Strategies for Knowledge Workers

Many of us, these days, are knowledge workers.  As knowledge workers, our knowledge is our stock in trade.  Adding to it, maintaining it, pruning it are critical for our ability to contribute to the organizations and causes we care about it.

As with any resource, our knowledge practice needs governance.  Knowledge governance is impacted by several characteristics that make it particularly problematic.

One is that knowledge has a definite shelf-life.  Some knowledge has a longer shelf life than others. For example, the knowledge of philosophy and history I gained during my university education is still about as useful now as it was when I acquired it.  But my knowledge of MS-DOS (a 1980s computer operating system) has lost all of its value.

The second concern with knowledge is the sheer vastness and availability of knowledge now available.  There are videos, podcasts, blogs, forums, and an ever increasing number of books in every domain.  The sheer number of these sources of knowledge seems destined to grow exponentially, and not all the sources are trustworthy.

That leaves the knowledge worker wanting to manage her knowledge resources with some very daunting challenges.

Which domains should she concentrate in going forward?  Which will be most relevant 2, 5, 10 years from now?  Which domains are faltering and should be no longer maintained?

Which data sources should she use?  Which are the most trustworthy now and going forward?  Which expert communities should she join and contribute to?

Once these strategic decisions have been made, there are then tactical ones -- how narrow or broad should she make her own knowledge resources?  Given that most "knowledge" can now be looked up, what are the critical pieces that should be learned, and which pieces can be digitally stored?  How should one structure your knowledge so that the pieces you have in memory can effectively point to where information can be discovered?

Again tactically, once we've decided on the knowledge, how do we mine for it?  Classes, books, videos, and communities might be the data sources, but how do you make the knowledge you come across stick? What tactics and methods will you use?

As with any other resource, knowledge resources must be deployed in the context of the goals of the organization or the individual -- how will your knowledge resources be deployed in delivered?  An accountant might deliver a balance sheet, a lawyer might deliver a contract, a doctor might deliver a prescription or recommendation.
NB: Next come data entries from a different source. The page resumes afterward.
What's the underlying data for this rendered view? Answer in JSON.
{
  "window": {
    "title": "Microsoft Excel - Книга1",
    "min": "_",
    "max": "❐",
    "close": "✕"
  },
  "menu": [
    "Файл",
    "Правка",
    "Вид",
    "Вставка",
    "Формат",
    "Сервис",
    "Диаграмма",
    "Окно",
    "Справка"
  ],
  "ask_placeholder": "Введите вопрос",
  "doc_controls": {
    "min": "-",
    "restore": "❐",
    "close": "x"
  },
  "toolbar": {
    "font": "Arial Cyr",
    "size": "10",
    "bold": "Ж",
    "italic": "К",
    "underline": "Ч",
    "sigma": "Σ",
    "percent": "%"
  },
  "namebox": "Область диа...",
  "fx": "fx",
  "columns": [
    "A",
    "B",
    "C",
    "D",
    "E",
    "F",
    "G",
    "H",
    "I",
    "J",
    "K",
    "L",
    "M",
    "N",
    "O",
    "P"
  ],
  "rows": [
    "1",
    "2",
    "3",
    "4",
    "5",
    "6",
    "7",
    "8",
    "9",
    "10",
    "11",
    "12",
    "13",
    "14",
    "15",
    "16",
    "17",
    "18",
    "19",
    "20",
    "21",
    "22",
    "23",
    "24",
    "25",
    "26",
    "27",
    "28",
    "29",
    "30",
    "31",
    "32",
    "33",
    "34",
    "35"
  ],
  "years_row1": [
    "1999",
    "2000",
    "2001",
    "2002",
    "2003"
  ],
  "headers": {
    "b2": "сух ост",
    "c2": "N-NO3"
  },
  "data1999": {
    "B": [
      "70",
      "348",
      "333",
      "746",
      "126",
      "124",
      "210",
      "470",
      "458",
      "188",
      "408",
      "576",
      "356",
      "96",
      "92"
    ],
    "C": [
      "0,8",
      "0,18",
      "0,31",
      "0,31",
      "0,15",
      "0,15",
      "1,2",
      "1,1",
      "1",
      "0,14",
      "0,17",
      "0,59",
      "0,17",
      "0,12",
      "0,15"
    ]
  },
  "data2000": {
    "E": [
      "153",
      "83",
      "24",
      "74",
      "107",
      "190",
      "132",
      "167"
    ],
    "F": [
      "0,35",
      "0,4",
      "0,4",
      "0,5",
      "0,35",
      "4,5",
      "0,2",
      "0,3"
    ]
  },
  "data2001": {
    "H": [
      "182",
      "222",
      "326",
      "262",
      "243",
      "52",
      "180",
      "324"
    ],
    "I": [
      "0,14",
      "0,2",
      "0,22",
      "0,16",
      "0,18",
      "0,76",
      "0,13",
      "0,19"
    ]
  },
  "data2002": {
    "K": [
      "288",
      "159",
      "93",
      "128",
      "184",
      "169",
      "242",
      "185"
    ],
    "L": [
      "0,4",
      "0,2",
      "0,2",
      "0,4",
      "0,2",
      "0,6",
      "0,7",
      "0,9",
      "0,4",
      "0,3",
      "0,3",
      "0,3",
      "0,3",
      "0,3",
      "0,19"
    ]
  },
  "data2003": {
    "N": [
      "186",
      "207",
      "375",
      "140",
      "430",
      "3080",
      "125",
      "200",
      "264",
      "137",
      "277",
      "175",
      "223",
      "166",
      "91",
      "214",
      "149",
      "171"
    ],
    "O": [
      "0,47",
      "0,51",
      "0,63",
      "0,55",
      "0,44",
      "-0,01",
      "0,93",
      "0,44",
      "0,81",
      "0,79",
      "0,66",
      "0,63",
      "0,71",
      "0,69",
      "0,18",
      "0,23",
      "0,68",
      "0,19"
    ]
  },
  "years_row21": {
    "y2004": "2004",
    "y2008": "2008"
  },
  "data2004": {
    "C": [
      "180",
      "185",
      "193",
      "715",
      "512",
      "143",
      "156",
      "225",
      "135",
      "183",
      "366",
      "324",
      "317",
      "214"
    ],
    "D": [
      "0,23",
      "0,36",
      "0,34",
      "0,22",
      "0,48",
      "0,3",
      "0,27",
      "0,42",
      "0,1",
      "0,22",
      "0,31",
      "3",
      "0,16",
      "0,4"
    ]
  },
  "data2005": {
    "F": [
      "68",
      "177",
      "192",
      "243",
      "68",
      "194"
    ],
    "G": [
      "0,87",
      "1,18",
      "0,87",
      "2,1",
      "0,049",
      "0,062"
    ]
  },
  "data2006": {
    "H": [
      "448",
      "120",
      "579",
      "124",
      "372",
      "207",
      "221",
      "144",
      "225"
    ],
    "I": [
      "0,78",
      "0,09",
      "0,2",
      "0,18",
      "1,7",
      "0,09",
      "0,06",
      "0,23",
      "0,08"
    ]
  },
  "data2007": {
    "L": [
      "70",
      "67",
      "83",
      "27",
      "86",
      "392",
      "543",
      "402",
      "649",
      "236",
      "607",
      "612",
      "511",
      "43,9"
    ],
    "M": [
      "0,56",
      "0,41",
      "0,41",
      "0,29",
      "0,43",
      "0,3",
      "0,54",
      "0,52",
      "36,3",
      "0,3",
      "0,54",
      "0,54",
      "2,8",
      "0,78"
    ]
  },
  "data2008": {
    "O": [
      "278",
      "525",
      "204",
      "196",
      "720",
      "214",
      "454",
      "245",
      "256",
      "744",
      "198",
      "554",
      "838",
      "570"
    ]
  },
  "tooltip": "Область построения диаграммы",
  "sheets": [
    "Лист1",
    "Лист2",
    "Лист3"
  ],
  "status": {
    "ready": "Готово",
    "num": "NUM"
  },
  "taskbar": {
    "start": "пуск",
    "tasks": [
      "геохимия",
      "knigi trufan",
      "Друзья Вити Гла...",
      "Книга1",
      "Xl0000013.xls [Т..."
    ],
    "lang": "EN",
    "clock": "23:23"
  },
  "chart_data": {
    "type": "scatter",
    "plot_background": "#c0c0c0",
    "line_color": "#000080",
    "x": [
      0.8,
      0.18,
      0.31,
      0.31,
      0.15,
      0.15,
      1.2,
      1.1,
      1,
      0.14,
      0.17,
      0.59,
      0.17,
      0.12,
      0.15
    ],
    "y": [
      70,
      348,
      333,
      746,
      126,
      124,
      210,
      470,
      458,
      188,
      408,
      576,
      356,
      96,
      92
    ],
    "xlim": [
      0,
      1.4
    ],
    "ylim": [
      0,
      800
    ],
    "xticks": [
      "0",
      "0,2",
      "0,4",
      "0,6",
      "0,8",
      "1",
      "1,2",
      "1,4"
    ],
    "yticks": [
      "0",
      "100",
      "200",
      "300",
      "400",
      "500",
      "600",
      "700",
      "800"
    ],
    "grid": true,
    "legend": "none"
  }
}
An IT professional might deliver recommendations for IT processes or IT systems.

Most organizations, while usually paying lip service to developing their knowledge workers, fail to ask these questions.  But given that the "product" of more and more organizations is knowledge, organizations would be well rewarded if they treated these questions as carefully as they treat questions about where to gain resources in coal, or oil, or steel, now and in the future.  It might be good for individuals to ask themselves the same questions!